Parodi glissò su quella stoccata e rispose ad Artemisia. «La hýbris era considerata dagli antichi greci e latini la colpa massima e consisteva nel violare le immutabili leggi divine. La sua naturale conseguenza è la némesis, ossia il giusto castigo. Violare il nome segreto di Roma è hýbris, amici miei. I misteri sulla fondazione di Roma mi hanno sempre affascinato, ma preferisco guardarli da distante. Seguo il saggio consiglio di Angerona».
«Chi è Angerona?», domandò Artemisia.
«La dea latina che invitava al silenzio. La sua festa si celebrava il ventuno dicembre presso il sacello sul Palatino. Il simulacro della dea, depositaria del segreto sul nome autentico di Roma, era rappresentato con la bocca fasciata e con un dito sulle labbra, a suggellare il silenzio e imporlo. I misteri vanno custoditi», salmodiò Parodi. Sembrava di colpo assente, come se l’età o il pensiero della morte l’avessero improvvisamente raggiunto.
Artemisia, invece, era tutt’altro che intimorita. «Secondo me questo tombarolo ha comunque continuato gli scavi.

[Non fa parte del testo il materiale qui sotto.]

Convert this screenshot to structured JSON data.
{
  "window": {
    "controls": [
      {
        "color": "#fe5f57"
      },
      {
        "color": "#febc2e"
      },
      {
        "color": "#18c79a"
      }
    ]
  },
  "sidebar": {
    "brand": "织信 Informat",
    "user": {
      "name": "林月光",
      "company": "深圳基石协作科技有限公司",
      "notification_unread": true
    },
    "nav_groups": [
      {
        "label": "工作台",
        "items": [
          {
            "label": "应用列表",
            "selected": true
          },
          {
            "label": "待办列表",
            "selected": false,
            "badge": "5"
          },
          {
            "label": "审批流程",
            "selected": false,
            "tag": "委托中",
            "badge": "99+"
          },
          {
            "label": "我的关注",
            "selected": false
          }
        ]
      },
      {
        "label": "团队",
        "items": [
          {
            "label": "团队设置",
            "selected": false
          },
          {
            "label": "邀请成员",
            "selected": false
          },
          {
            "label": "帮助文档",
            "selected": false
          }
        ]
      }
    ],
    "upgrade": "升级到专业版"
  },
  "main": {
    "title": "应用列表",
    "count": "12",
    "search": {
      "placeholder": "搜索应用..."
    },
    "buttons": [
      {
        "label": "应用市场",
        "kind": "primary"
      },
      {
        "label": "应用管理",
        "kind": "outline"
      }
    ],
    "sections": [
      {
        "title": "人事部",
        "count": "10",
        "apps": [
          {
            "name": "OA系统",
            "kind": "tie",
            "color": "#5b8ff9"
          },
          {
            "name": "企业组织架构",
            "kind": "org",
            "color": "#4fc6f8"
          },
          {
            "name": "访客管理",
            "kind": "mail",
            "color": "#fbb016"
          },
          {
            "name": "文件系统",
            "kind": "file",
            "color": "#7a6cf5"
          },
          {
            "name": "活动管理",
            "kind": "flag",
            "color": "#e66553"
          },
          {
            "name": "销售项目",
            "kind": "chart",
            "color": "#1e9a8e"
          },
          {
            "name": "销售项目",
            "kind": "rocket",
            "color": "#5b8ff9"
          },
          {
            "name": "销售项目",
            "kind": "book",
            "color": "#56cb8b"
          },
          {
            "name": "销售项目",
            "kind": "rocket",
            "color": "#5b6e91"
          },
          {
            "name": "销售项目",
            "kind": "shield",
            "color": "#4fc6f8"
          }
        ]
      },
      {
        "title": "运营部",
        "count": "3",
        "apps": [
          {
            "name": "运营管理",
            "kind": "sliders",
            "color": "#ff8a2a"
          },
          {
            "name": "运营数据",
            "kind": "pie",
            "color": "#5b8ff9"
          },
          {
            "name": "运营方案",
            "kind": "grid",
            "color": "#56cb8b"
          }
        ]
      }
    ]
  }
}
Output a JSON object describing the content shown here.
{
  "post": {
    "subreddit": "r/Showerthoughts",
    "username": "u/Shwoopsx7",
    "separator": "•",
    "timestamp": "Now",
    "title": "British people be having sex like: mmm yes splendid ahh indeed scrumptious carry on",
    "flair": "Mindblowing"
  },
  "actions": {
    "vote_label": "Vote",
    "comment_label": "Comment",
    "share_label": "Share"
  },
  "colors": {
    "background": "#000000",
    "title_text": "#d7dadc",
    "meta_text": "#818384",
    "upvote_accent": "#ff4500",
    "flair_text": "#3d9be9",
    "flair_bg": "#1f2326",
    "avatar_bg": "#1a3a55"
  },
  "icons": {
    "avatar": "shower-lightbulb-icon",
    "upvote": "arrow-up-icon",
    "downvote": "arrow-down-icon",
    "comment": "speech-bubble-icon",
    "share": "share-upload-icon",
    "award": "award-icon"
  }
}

Intendo per conto suo», insistette, cercando conferma in Lazzari con lo sguardo.
«Si è dimenticato di dire che, secondo l’oroscopo commissionato da Varrone al celebre astronomo romano Lucio Tarunzio, Romolo fu concepito proprio il ventuno dicembre», lo sfidò Lazzari, non riuscendo a trattenersi, ma Parodi ancora una volta non raccolse la provocazione.
«Dobbiamo assolutamente incontrare questo Lupo», tornò alla carica Artemisia.
Parodi li studiò entrambi, infine liberò un sospiro che sapeva di resa. L’ombra di poco prima era scomparsa dal suo volto, ora placido e cortese come in principio. «Posso mettervi in contatto con il Lupo, ma mi occorrono almeno un paio di giorni. Devo fargli avere il messaggio e poi ottenere un suo riscontro. Ci sono delle consolidate procedure di sicurezza da seguire. È un professionista assai prudente, mai un passo falso. Due giorni, se saremo fortunati».
Artemisia annuì. «Perché non dovremmo esserlo?».